- Born: Dwight Joyce Ingle September 4, 1907 Latah County, Idaho
- Died: July 28, 1978 (aged 70)
- Education: University of Idaho, University of Minnesota
- Known for: Development of a bioassay that allowed the purification of cortisone
- Awards: Elected to the National Academy of Sciences in 1963
- Scientific career
- Fields: Endocrinology, physiology
- Institutions: University of Chicago
- Thesis: The reversal of fatigue in the adrenalectomized rat by glucose and other agents (1941)
- Doctoral advisor: William Thomas Heron

= Dwight Ingle =

American physiologist and endocrinologist

Dwight Joyce Ingle (September 4, 1907 – July 28, 1978) was an American physiologist and endocrinologist who was the chairman of the physiology department at the University of Chicago. His obituary in the National Academy of Sciences' Biographical Memoirs described him as "a first-rank, pioneering scientist in a new and uncharted field [i.e. endocrinology]."

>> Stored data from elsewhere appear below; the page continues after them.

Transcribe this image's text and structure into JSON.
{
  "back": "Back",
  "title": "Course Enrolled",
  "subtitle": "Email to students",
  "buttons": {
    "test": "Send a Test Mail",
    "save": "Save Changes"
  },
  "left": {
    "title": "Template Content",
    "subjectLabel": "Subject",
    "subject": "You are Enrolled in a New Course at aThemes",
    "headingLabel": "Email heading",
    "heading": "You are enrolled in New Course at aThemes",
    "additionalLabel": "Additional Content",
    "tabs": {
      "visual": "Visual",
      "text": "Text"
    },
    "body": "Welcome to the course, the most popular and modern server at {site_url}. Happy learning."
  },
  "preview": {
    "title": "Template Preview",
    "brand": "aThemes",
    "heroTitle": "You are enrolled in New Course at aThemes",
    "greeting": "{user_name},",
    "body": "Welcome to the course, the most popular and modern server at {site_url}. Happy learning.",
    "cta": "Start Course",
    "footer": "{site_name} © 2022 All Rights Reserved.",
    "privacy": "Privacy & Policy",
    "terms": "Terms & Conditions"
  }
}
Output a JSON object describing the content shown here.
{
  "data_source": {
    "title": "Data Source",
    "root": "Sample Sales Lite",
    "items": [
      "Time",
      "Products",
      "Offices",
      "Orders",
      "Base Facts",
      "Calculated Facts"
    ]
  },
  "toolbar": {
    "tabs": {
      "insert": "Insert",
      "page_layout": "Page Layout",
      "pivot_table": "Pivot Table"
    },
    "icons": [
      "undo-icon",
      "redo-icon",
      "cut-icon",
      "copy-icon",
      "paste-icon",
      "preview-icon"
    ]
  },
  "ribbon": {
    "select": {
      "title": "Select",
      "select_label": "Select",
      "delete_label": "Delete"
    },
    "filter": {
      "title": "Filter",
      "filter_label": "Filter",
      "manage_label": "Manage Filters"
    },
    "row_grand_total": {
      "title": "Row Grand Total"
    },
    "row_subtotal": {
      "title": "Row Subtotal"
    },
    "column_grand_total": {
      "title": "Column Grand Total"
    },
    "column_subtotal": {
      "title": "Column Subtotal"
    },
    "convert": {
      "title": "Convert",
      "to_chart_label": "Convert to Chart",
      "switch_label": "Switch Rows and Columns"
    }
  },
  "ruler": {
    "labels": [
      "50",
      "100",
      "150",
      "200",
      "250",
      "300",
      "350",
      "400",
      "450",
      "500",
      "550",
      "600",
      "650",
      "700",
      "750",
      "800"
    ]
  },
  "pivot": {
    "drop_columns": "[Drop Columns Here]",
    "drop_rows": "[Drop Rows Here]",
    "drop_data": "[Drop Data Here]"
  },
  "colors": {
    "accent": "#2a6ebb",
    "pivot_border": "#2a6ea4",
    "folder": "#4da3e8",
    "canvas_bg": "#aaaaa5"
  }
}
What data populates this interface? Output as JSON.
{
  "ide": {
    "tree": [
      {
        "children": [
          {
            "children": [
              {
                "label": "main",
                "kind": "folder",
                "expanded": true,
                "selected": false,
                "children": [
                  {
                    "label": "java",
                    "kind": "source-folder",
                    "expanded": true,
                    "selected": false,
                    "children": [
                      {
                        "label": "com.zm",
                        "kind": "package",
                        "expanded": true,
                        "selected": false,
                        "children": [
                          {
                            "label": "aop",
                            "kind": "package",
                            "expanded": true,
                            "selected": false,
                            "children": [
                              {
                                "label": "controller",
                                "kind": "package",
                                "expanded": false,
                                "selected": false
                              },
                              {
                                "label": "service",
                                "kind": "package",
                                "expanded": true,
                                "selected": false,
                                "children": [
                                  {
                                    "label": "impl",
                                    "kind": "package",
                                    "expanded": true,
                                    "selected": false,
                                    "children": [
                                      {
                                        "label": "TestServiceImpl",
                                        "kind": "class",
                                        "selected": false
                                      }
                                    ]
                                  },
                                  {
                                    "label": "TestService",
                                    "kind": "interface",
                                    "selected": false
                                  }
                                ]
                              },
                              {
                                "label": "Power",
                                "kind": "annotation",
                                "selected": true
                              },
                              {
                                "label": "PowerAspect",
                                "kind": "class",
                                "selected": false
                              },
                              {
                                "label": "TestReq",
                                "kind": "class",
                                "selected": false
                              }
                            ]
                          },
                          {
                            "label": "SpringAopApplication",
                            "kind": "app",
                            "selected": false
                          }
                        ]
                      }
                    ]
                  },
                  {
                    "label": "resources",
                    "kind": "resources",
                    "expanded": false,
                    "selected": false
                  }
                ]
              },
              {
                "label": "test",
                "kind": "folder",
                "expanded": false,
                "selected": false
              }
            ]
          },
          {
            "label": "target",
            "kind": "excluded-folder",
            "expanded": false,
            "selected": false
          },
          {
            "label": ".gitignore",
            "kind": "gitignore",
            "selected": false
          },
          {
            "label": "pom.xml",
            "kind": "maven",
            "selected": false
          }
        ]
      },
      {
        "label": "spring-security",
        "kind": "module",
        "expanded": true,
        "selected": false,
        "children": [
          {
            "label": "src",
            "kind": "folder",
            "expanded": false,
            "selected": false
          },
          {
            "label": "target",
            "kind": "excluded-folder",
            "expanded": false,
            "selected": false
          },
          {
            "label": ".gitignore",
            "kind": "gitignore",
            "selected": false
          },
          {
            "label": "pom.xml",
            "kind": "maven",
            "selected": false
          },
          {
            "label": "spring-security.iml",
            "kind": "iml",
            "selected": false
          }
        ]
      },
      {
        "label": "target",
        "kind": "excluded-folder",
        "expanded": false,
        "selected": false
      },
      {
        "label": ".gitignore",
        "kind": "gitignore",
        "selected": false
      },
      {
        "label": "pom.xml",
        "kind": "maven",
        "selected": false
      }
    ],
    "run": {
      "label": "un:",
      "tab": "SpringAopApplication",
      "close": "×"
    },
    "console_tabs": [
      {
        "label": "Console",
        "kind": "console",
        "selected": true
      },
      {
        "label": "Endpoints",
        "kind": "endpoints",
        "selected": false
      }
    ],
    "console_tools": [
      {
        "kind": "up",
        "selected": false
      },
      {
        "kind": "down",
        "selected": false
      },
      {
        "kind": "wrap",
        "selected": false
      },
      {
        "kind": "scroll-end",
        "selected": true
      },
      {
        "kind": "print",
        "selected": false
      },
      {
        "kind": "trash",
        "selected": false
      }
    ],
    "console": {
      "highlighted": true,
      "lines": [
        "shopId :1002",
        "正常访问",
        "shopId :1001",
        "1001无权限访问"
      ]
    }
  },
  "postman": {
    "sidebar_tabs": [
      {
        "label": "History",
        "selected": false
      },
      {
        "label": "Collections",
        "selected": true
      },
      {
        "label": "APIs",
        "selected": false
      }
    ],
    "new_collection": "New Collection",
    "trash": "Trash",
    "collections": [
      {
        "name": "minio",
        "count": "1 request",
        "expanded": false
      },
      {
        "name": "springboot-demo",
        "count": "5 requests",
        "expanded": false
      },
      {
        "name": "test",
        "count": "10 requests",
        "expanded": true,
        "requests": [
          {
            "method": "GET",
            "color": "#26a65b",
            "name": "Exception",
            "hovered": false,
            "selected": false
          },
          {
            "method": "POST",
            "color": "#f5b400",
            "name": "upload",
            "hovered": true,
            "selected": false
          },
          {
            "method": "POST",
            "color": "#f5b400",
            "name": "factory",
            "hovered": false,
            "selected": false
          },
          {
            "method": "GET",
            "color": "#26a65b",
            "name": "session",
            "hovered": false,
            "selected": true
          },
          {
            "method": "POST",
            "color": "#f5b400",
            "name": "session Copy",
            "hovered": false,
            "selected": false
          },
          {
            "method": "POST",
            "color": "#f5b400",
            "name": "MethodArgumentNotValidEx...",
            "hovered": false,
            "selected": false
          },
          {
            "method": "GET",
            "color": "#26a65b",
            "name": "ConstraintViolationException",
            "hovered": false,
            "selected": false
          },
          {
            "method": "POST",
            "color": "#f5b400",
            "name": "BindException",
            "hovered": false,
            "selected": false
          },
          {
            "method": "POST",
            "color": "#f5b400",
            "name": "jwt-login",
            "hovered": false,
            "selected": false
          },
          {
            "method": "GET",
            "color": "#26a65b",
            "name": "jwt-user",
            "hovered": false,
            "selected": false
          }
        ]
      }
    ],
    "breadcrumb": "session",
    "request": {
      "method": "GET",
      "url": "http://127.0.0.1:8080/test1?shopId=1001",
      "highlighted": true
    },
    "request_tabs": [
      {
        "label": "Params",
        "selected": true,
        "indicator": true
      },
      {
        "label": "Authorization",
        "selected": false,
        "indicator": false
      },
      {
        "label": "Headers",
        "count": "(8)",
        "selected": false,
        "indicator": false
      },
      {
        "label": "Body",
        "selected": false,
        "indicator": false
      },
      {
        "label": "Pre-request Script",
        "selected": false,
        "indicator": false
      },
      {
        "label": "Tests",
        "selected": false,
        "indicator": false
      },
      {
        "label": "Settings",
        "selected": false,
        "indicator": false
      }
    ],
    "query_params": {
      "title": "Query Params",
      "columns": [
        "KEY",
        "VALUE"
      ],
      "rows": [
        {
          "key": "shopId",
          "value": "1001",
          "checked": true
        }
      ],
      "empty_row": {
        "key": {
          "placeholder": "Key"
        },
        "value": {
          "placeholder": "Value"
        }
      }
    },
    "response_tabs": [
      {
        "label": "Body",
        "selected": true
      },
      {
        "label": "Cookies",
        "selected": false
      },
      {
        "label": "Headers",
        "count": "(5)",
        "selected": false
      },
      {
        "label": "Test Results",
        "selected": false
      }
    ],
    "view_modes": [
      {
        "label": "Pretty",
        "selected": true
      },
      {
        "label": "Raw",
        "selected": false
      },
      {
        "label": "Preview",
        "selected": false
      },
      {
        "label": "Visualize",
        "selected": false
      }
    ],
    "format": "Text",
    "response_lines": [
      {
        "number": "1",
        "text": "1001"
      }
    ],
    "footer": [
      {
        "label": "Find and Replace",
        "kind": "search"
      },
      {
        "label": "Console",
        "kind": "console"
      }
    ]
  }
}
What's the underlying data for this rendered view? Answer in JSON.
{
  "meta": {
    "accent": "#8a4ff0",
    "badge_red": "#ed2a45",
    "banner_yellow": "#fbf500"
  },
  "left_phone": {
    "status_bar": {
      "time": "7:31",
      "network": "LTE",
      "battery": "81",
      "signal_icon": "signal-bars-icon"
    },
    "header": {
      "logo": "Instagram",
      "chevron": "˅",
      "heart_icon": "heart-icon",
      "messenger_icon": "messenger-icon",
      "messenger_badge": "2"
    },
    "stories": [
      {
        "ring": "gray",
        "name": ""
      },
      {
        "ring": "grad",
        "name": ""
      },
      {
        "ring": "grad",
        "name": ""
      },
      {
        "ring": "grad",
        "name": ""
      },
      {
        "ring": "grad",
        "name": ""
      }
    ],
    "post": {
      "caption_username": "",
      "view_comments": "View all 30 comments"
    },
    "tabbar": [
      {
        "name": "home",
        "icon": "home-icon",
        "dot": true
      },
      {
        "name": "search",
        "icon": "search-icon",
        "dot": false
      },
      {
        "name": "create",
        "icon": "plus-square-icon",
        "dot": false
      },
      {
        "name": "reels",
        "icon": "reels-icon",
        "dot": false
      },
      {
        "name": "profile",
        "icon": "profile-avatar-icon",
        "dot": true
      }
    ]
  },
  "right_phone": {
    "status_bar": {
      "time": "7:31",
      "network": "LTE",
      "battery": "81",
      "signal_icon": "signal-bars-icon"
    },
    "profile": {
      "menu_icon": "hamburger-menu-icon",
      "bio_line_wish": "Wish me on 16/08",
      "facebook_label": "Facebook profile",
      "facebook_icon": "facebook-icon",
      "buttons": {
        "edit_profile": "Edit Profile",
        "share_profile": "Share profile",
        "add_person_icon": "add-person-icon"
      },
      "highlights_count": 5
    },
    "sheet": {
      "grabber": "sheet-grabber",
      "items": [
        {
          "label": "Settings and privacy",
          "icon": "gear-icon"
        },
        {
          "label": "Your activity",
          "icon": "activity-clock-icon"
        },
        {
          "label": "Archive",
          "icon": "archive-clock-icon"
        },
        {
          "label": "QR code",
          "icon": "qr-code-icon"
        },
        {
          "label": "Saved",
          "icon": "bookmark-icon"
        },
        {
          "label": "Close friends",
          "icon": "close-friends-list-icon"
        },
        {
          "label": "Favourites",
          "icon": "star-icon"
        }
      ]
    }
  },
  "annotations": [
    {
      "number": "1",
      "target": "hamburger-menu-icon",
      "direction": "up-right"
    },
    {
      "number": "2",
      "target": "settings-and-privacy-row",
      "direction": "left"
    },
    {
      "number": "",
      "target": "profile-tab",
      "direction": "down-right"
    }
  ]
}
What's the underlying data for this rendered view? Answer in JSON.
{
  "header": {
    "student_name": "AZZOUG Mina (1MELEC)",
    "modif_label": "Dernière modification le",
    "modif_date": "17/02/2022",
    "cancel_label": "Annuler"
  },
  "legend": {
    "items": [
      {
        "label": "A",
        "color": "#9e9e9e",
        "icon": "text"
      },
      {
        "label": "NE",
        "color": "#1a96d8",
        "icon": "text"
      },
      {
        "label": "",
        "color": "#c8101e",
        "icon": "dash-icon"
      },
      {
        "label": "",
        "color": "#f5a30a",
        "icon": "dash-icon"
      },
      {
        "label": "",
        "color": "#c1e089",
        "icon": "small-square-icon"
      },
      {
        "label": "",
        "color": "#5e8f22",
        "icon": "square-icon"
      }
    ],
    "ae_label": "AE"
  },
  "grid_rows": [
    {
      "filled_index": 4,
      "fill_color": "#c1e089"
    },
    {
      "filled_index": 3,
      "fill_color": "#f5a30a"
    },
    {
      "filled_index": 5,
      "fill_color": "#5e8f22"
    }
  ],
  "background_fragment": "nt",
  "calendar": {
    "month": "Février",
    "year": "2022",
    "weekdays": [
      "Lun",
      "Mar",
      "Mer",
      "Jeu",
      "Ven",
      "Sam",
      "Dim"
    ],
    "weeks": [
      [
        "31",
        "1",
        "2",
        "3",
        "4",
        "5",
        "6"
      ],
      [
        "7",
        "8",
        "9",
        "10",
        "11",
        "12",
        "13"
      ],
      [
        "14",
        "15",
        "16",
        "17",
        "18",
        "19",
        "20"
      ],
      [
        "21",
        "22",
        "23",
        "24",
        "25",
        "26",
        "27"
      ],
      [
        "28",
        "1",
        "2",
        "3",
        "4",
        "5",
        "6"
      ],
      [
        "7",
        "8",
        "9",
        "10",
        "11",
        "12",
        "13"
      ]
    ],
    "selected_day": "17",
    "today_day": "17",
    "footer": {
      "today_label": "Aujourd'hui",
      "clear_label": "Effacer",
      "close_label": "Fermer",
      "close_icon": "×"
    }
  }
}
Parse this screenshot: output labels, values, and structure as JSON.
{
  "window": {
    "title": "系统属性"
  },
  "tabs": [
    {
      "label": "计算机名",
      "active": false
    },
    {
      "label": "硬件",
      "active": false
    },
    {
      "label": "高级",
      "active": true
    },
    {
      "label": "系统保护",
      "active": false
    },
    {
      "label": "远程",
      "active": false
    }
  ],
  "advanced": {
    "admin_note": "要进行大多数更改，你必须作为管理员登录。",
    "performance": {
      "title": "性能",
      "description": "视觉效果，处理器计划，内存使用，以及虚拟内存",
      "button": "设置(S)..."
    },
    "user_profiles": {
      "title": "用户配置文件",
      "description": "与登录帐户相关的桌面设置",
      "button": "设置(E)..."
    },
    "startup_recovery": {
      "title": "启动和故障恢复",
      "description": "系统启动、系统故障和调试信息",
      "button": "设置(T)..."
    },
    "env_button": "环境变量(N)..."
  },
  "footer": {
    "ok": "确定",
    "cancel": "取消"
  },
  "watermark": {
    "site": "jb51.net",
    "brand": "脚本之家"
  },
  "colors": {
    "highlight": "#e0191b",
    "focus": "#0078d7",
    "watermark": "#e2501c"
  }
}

Ingle is known for his development of a bioassay for adrenocortical hormones in rats that was used to purify cortisone. He conducted much of the research that led to the development of this assay while working at the company Upjohn. He later resigned from Upjohn after the company's owner insisted on marketing a compound that showed no activity when tested with Ingle's own assay. He also conducted pioneering research on the ergogenic effects of exposure to glucocorticoids.

He was also known for his controversial views on race and intelligence, arguing in 1961 that "there are reasons for thinking that racial differences in intelligence may be real", and for his criticisms of desegregation efforts, arguing that "the random mixing of races in schools and housing...[was] neither scientifically sound nor morally right."

When weighing in on the 'population problem' and the debate on federally funded sterilization of welfare beneficiaries, he is quoted as saying, "millions of people are unqualified for parenthood and should remain childless." As such, he was a well-known eugenicist.

Ingle was the founding editor-in-chief of Perspectives in Biology and Medicine, which was the first academic journal dedicated exclusively to the publication of essays. He served as the president of the Endocrine Society from 1959 to 1960. He was also a member of the National Academy of Sciences, a fellow of the American Association for the Advancement of Science, and a fellow of the American Academy of Arts and Sciences.